Here are some results from an experiment in 2011-12 where we planted different types of legume cover crops after wheat harvest at the Penn State Agronomy Research Farm at Rock Springs.

Because there is a month or more of warm summer weather after wheat harvest, summer annual legume cover crop species may have the potential to fix worthwhile quantities of nitrogen before winterkilling.

Of the three summer annual cover crop species we planted on August 5, 2011, fava bean accumulated an aboveground biomass nitrogen content of 140 lbs N/ac, soybean accumulated 70 lbs N/ac and sunn hemp only accumulated 35 lbs N/ac prior to winterkill.

Sunn hemp is a tropical legume species and the planting date after wheat harvest in central PA did not leave enough growing degree days left in the season to make the cover crop worthwhile.
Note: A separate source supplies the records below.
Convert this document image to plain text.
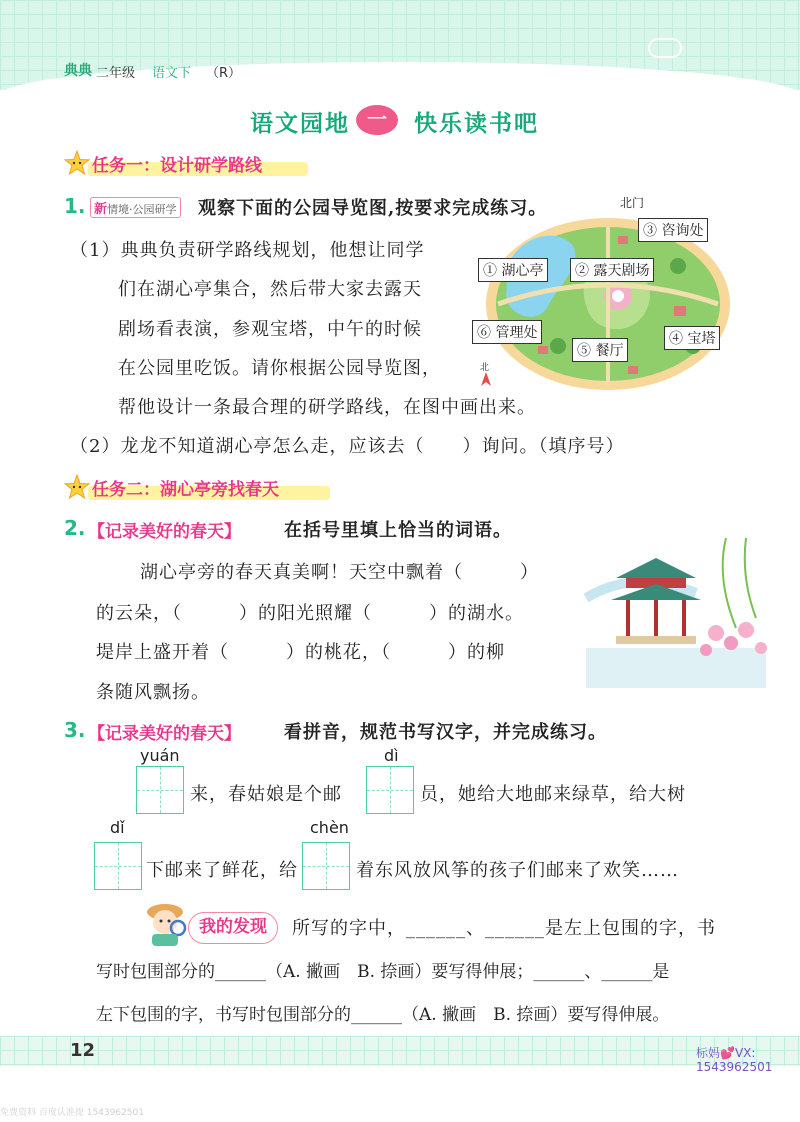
典典 二年级 语文下 （R）
语文园地 一	快乐读书吧
任务一：设计研学路线
1. 新情境·公园研学 观察下面的公园导览图,按要求完成练习。
（1）典典负责研学路线规划，他想让同学
们在湖心亭集合，然后带大家去露天
剧场看表演，参观宝塔，中午的时候
在公园里吃饭。请你根据公园导览图，
帮他设计一条最合理的研学路线，在图中画出来。
（2）龙龙不知道湖心亭怎么走，应该去（　　）询问。（填序号）
北门
③ 咨询处
① 湖心亭	② 露天剧场
⑥ 管理处	④ 宝塔
⑤ 餐厅
北
任务二：湖心亭旁找春天
2. 【记录美好的春天】 在括号里填上恰当的词语。
湖心亭旁的春天真美啊！天空中飘着（　　　）
的云朵，（　　　）的阳光照耀（　　　）的湖水。
堤岸上盛开着（　　　）的桃花，（　　　）的柳
条随风飘扬。
3. 【记录美好的春天】 看拼音，规范书写汉字，并完成练习。
yuán	dì
来，春姑娘是个邮	员，她给大地邮来绿草，给大树
dǐ	chèn
下邮来了鲜花，给	着东风放风筝的孩子们邮来了欢笑……
我的发现	所写的字中，______、______是左上包围的字，书
写时包围部分的______（A. 撇画　B. 捺画）要写得伸展；______、______是
左下包围的字，书写时包围部分的______（A. 撇画　B. 捺画）要写得伸展。
12	标妈💕VX:
1543962501
免费资料 百度认准提 1543962501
Sunn hemp growth would be greater when planted in southeastern PA after wheat harvest in mid-July, or better yet planted in early June as a full season summer cover crop.

The soybean cover crop accumulated a modest but acceptable quantity of N. The best type of soybean to use as a cover crop is typically a forage-type soybean, but seed can be difficult to come by. Instead, we used a maturity group 3.6 grain-type soybean variety seeded at 31 lbs/ac. At this seeding rate the stand was a little bit sparse, so increasing the seeding rate to 50 lbs/ac likely would have boosted the per acre biomass N accumulation.

Fava bean, drilled with a seeding rate of 100 lbs/ac, emerged with the highest N accumulation of the three winterkilled species we tested in 2011. Fava bean thrives in the cooler weather of late summer and early fall and continued to grow through October, several weeks longer than soybean and sunn hemp did.

We also planted a winter-hardy legume cover crop, Medium red clover. By late April 2012, the red clover had accumulated 140 lbs N/ac in its aboveground biomass, a similar amount as the fava bean had accumulated the previous fall.

Following the cover crops, we planted a corn crop and applied rates of nitrogen fertilizer between 0 and 160 lbs N/ac to measure the yield response of the corn to nitrogen fertilizer. We found that red clover supplied the most nitrogen to the corn crop, with a fertilizer equivalency of 160 lbs N/ac. Soybean and fava bean supplied similar quantities of N with a fertilizer equivalency of 100 lbs N/ac. Sunn hemp’s nitrogen contribution to the following corn crop was negligible.

Despite the similar biomass N accumulation of the fava bean and red clover cover crops, red clover was more effective at supplying N to the following corn crop. This is likely because the N release from red clover terminated in the spring was in better synchrony with corn N uptake.

Nitrogen released in early spring from the winter-killed fava bean cover crop may have leached into the subsoil before the corn crop could take it up. Our work to understand the dynamics of N supply from cover crops, particularly how cover crop mixtures might improve efficiency, is continuing and we will keep you up to date on our findings.